Annan holds West African mini-summit over Côte d'Ivoire deadlock
West African leaders at a meeting convened by United Nations Secretary-General Kofi Annan have decided to bring the parties in Côte d'Ivoire together later this month in a bid to break the impasse in that country, a UN spokesperson reported today.
Leaders of nine West African States holding talks last night in Addis Ababa, Ethiopia, voiced concern about the stalemate in Côte d'Ivoire, spokesperson Marie Okabe said.
Speaking to reporters after the mini-summit, the Secretary-General said preparations would be made so that the 29 July meeting in Accra, Ghana, "will be concrete, constructive and we should be able to leave…with sure and real achievements."
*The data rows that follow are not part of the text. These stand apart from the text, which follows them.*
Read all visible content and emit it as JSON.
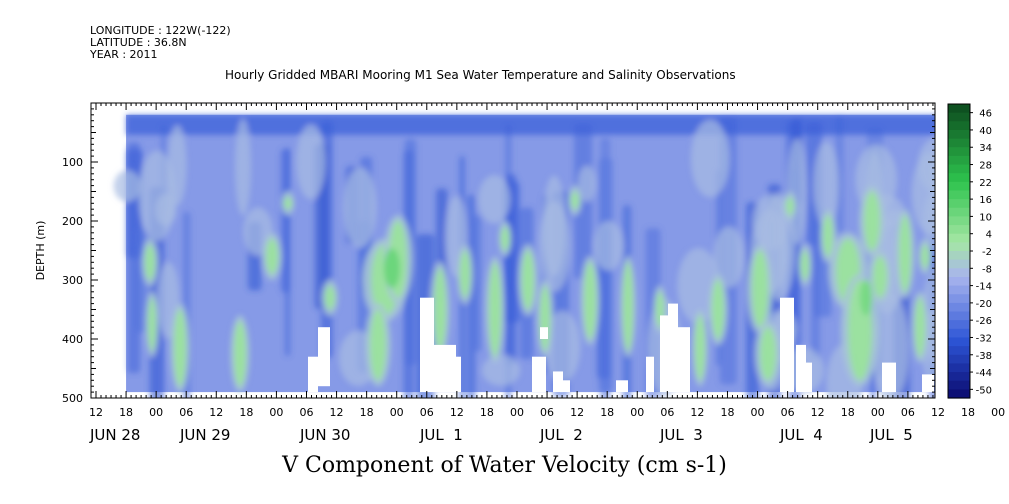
{
  "header": {
    "longitude": "LONGITUDE : 122W(-122)",
    "latitude": "LATITUDE : 36.8N",
    "year": "YEAR : 2011"
  },
  "chart_data": {
    "type": "heatmap",
    "title": "Hourly Gridded MBARI Mooring M1 Sea Water Temperature and Salinity Observations",
    "xlabel": "V Component of Water Velocity (cm s-1)",
    "ylabel": "DEPTH (m)",
    "ylim": [
      500,
      0
    ],
    "y_ticks": [
      "100",
      "200",
      "300",
      "400",
      "500"
    ],
    "x_hour_ticks": [
      "12",
      "18",
      "00",
      "06",
      "12",
      "18",
      "00",
      "06",
      "12",
      "18",
      "00",
      "06",
      "12",
      "18",
      "00",
      "06",
      "12",
      "18",
      "00",
      "06",
      "12",
      "18",
      "00",
      "06",
      "12",
      "18",
      "00",
      "06",
      "12",
      "18",
      "00",
      "06",
      "12",
      "18",
      "00",
      "06"
    ],
    "x_date_ticks": [
      "JUN 28",
      "JUN 29",
      "JUN 30",
      "JUL  1",
      "JUL  2",
      "JUL  3",
      "JUL  4",
      "JUL  5"
    ],
    "colorbar_ticks": [
      "46",
      "40",
      "34",
      "28",
      "22",
      "16",
      "10",
      "4",
      "-2",
      "-8",
      "-14",
      "-20",
      "-26",
      "-32",
      "-38",
      "-44",
      "-50"
    ],
    "colorbar_range": [
      -50,
      52
    ],
    "colors": {
      "strong_negative": "#0a0a6e",
      "negative": "#2d55d6",
      "weak_negative": "#a8b4ee",
      "weak_positive": "#a5e6a5",
      "positive": "#2ec44e",
      "strong_positive": "#0c4a1e"
    },
    "data_extent": {
      "time_start": "JUN 27 18:00",
      "time_end": "JUL 5 12:00",
      "depth_top_m": 20,
      "depth_bottom_m": 490
    }
  }
}
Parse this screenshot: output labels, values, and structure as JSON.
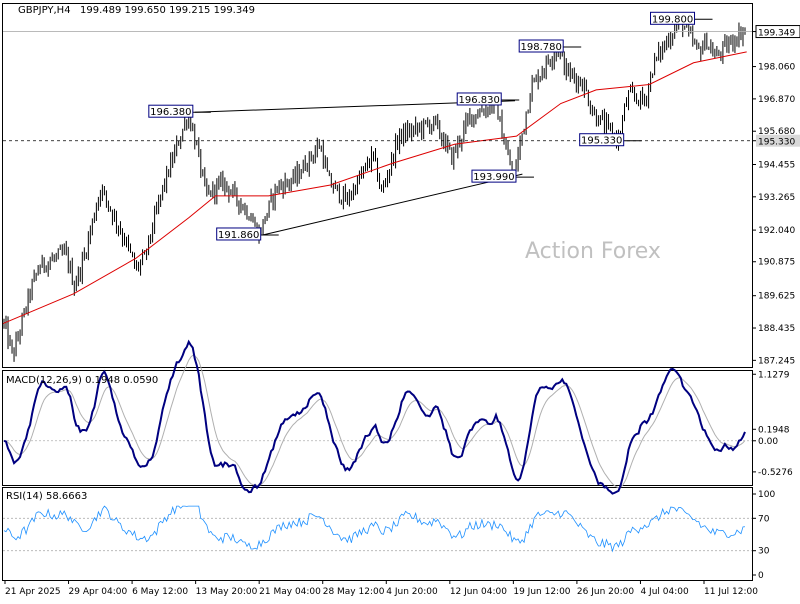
{
  "header": {
    "symbol": "GBPJPY,H4",
    "ohlc": "199.489 199.650 199.215 199.349"
  },
  "watermark": "Action Forex",
  "colors": {
    "candle": "#000000",
    "moving_average": "#dd0000",
    "macd_line": "#000080",
    "macd_signal": "#b0b0b0",
    "rsi_line": "#1e90ff",
    "current_price_box": "#000000",
    "level_box_border": "#000080"
  },
  "chart_data": [
    {
      "type": "candlestick",
      "name": "price",
      "y_ticks": [
        "199.349",
        "198.060",
        "196.870",
        "195.680",
        "195.330",
        "194.455",
        "193.265",
        "192.040",
        "190.875",
        "189.625",
        "188.435",
        "187.245"
      ],
      "ylim": [
        187.0,
        200.4
      ],
      "current_price": 199.349,
      "horizontal_level": 195.33,
      "annotations": [
        {
          "label": "196.380",
          "x": "12 May 16:00",
          "y": 196.38
        },
        {
          "label": "196.830",
          "x": "16 Jun 12:00",
          "y": 196.83
        },
        {
          "label": "191.860",
          "x": "20 May 08:00",
          "y": 191.86
        },
        {
          "label": "193.990",
          "x": "18 Jun 04:00",
          "y": 193.99
        },
        {
          "label": "198.780",
          "x": "23 Jun 12:00",
          "y": 198.78
        },
        {
          "label": "195.330",
          "x": "30 Jun 08:00",
          "y": 195.33
        },
        {
          "label": "199.800",
          "x": "8 Jul 08:00",
          "y": 199.8
        }
      ],
      "trendlines": [
        {
          "name": "upper",
          "from": {
            "x": "12 May 16:00",
            "y": 196.38
          },
          "to": {
            "x": "17 Jun 20:00",
            "y": 196.8
          }
        },
        {
          "name": "lower",
          "from": {
            "x": "20 May 08:00",
            "y": 191.86
          },
          "to": {
            "x": "18 Jun 16:00",
            "y": 194.1
          }
        }
      ],
      "path_points": [
        {
          "x": "21 Apr 2025",
          "y": 188.6
        },
        {
          "x": "22 Apr",
          "y": 187.4
        },
        {
          "x": "24 Apr",
          "y": 189.8
        },
        {
          "x": "25 Apr",
          "y": 190.7
        },
        {
          "x": "28 Apr",
          "y": 191.2
        },
        {
          "x": "29 Apr",
          "y": 190.0
        },
        {
          "x": "30 Apr",
          "y": 190.9
        },
        {
          "x": "2 May",
          "y": 193.6
        },
        {
          "x": "5 May",
          "y": 191.5
        },
        {
          "x": "6 May",
          "y": 190.6
        },
        {
          "x": "7 May",
          "y": 191.0
        },
        {
          "x": "9 May",
          "y": 193.5
        },
        {
          "x": "12 May",
          "y": 196.38
        },
        {
          "x": "13 May",
          "y": 195.0
        },
        {
          "x": "14 May",
          "y": 193.3
        },
        {
          "x": "16 May",
          "y": 193.8
        },
        {
          "x": "19 May",
          "y": 192.6
        },
        {
          "x": "20 May",
          "y": 191.86
        },
        {
          "x": "22 May",
          "y": 193.6
        },
        {
          "x": "24 May",
          "y": 193.9
        },
        {
          "x": "27 May",
          "y": 195.2
        },
        {
          "x": "28 May",
          "y": 193.8
        },
        {
          "x": "30 May",
          "y": 193.1
        },
        {
          "x": "2 Jun",
          "y": 194.8
        },
        {
          "x": "3 Jun",
          "y": 193.4
        },
        {
          "x": "5 Jun",
          "y": 195.5
        },
        {
          "x": "9 Jun",
          "y": 196.0
        },
        {
          "x": "11 Jun",
          "y": 194.7
        },
        {
          "x": "13 Jun",
          "y": 196.2
        },
        {
          "x": "16 Jun",
          "y": 196.7
        },
        {
          "x": "17 Jun",
          "y": 195.2
        },
        {
          "x": "18 Jun",
          "y": 193.99
        },
        {
          "x": "19 Jun",
          "y": 195.6
        },
        {
          "x": "20 Jun",
          "y": 197.3
        },
        {
          "x": "23 Jun",
          "y": 198.78
        },
        {
          "x": "24 Jun",
          "y": 197.9
        },
        {
          "x": "26 Jun",
          "y": 197.4
        },
        {
          "x": "27 Jun",
          "y": 196.4
        },
        {
          "x": "30 Jun",
          "y": 195.33
        },
        {
          "x": "1 Jul",
          "y": 197.0
        },
        {
          "x": "3 Jul",
          "y": 196.8
        },
        {
          "x": "4 Jul",
          "y": 198.2
        },
        {
          "x": "7 Jul",
          "y": 199.8
        },
        {
          "x": "9 Jul",
          "y": 198.6
        },
        {
          "x": "10 Jul",
          "y": 199.0
        },
        {
          "x": "11 Jul",
          "y": 198.4
        },
        {
          "x": "14 Jul",
          "y": 199.35
        }
      ],
      "moving_average_points": [
        {
          "x": "21 Apr 2025",
          "y": 188.6
        },
        {
          "x": "29 Apr",
          "y": 189.7
        },
        {
          "x": "6 May",
          "y": 191.0
        },
        {
          "x": "12 May",
          "y": 192.5
        },
        {
          "x": "15 May",
          "y": 193.3
        },
        {
          "x": "21 May",
          "y": 193.3
        },
        {
          "x": "28 May",
          "y": 193.7
        },
        {
          "x": "4 Jun",
          "y": 194.5
        },
        {
          "x": "11 Jun",
          "y": 195.2
        },
        {
          "x": "18 Jun",
          "y": 195.5
        },
        {
          "x": "23 Jun",
          "y": 196.7
        },
        {
          "x": "27 Jun",
          "y": 197.2
        },
        {
          "x": "3 Jul",
          "y": 197.4
        },
        {
          "x": "8 Jul",
          "y": 198.2
        },
        {
          "x": "14 Jul",
          "y": 198.6
        }
      ]
    },
    {
      "type": "line",
      "name": "macd",
      "title": "MACD(12,26,9) 0.1948 0.0590",
      "y_ticks": [
        "1.1279",
        "0.1948",
        "0.00",
        "-0.5276"
      ],
      "ylim": [
        -0.75,
        1.2
      ]
    },
    {
      "type": "line",
      "name": "rsi",
      "title": "RSI(14) 58.6663",
      "y_ticks": [
        "100",
        "70",
        "30",
        "0"
      ],
      "ylim": [
        0,
        100
      ],
      "levels": [
        70,
        30
      ]
    }
  ],
  "x_axis": {
    "tick_labels": [
      "21 Apr 2025",
      "29 Apr 04:00",
      "6 May 12:00",
      "13 May 20:00",
      "21 May 04:00",
      "28 May 12:00",
      "4 Jun 20:00",
      "12 Jun 04:00",
      "19 Jun 12:00",
      "26 Jun 20:00",
      "4 Jul 04:00",
      "11 Jul 12:00"
    ]
  }
}
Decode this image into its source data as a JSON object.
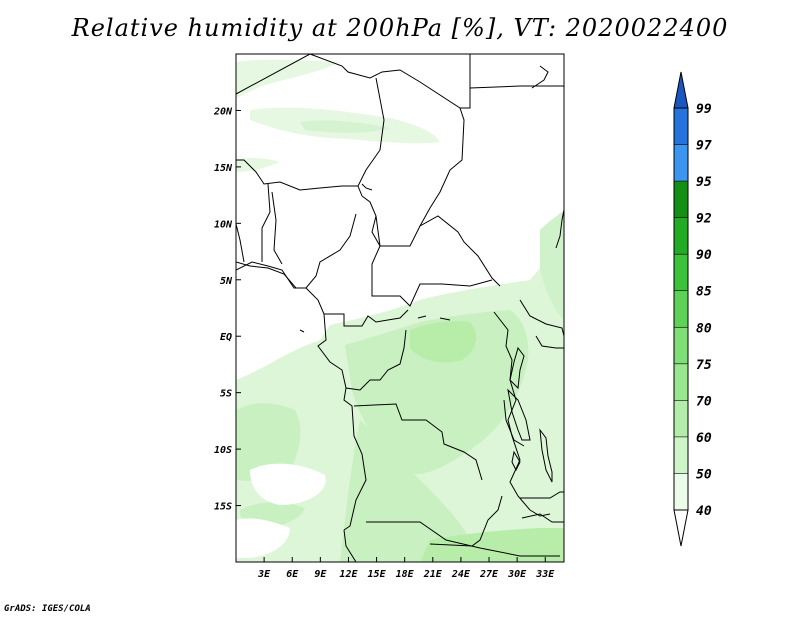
{
  "title": "Relative humidity at 200hPa [%], VT: 2020022400",
  "credit": "GrADS: IGES/COLA",
  "map": {
    "lon_range": [
      0,
      35
    ],
    "lat_range": [
      -20,
      25
    ],
    "lat_labels": [
      {
        "lat": 20,
        "text": "20N"
      },
      {
        "lat": 15,
        "text": "15N"
      },
      {
        "lat": 10,
        "text": "10N"
      },
      {
        "lat": 5,
        "text": "5N"
      },
      {
        "lat": 0,
        "text": "EQ"
      },
      {
        "lat": -5,
        "text": "5S"
      },
      {
        "lat": -10,
        "text": "10S"
      },
      {
        "lat": -15,
        "text": "15S"
      }
    ],
    "lon_labels": [
      {
        "lon": 3,
        "text": "3E"
      },
      {
        "lon": 6,
        "text": "6E"
      },
      {
        "lon": 9,
        "text": "9E"
      },
      {
        "lon": 12,
        "text": "12E"
      },
      {
        "lon": 15,
        "text": "15E"
      },
      {
        "lon": 18,
        "text": "18E"
      },
      {
        "lon": 21,
        "text": "21E"
      },
      {
        "lon": 24,
        "text": "24E"
      },
      {
        "lon": 27,
        "text": "27E"
      },
      {
        "lon": 30,
        "text": "30E"
      },
      {
        "lon": 33,
        "text": "33E"
      }
    ]
  },
  "colorbar": {
    "levels": [
      "40",
      "50",
      "60",
      "70",
      "75",
      "80",
      "85",
      "90",
      "92",
      "95",
      "97",
      "99"
    ],
    "colors": [
      "#ecfcea",
      "#cef5c8",
      "#b2eeaa",
      "#98e68e",
      "#7fde75",
      "#5ed257",
      "#3cc23a",
      "#24ab24",
      "#138f13",
      "#3c96ef",
      "#2673dd",
      "#1a56c1"
    ],
    "under_color": "#ffffff",
    "over_color": "#1a56c1"
  },
  "colors": {
    "humid_light": "#e3f7df",
    "humid_mid": "#c9f0c3",
    "humid_strong": "#b4ebab",
    "outline": "#000000"
  }
}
The Security Council has authorized a peacekeeping operation for Côte d'Ivoire with nearly 7,000 UN personnel to monitor the country's comprehensive ceasefire agreement.
A Security Council delegation visiting the West African country last month asked President Laurent Gbagbo and Prime Minister Seydou Elimane Diarra why national reconciliation was running into obstacles.
The Office of the UN High Commissioner for Human Rights has established an Independent Commission of Inquiry to investigate claims of serious human rights violations between mid-September 2002 and the signing of the Linas-Marcoussis peace agreement in January 2003.
An earlier report on alleged atrocities committed during demonstrations in the major city, Abidjan, and the capital, Yamoussoukro, was issued late last March.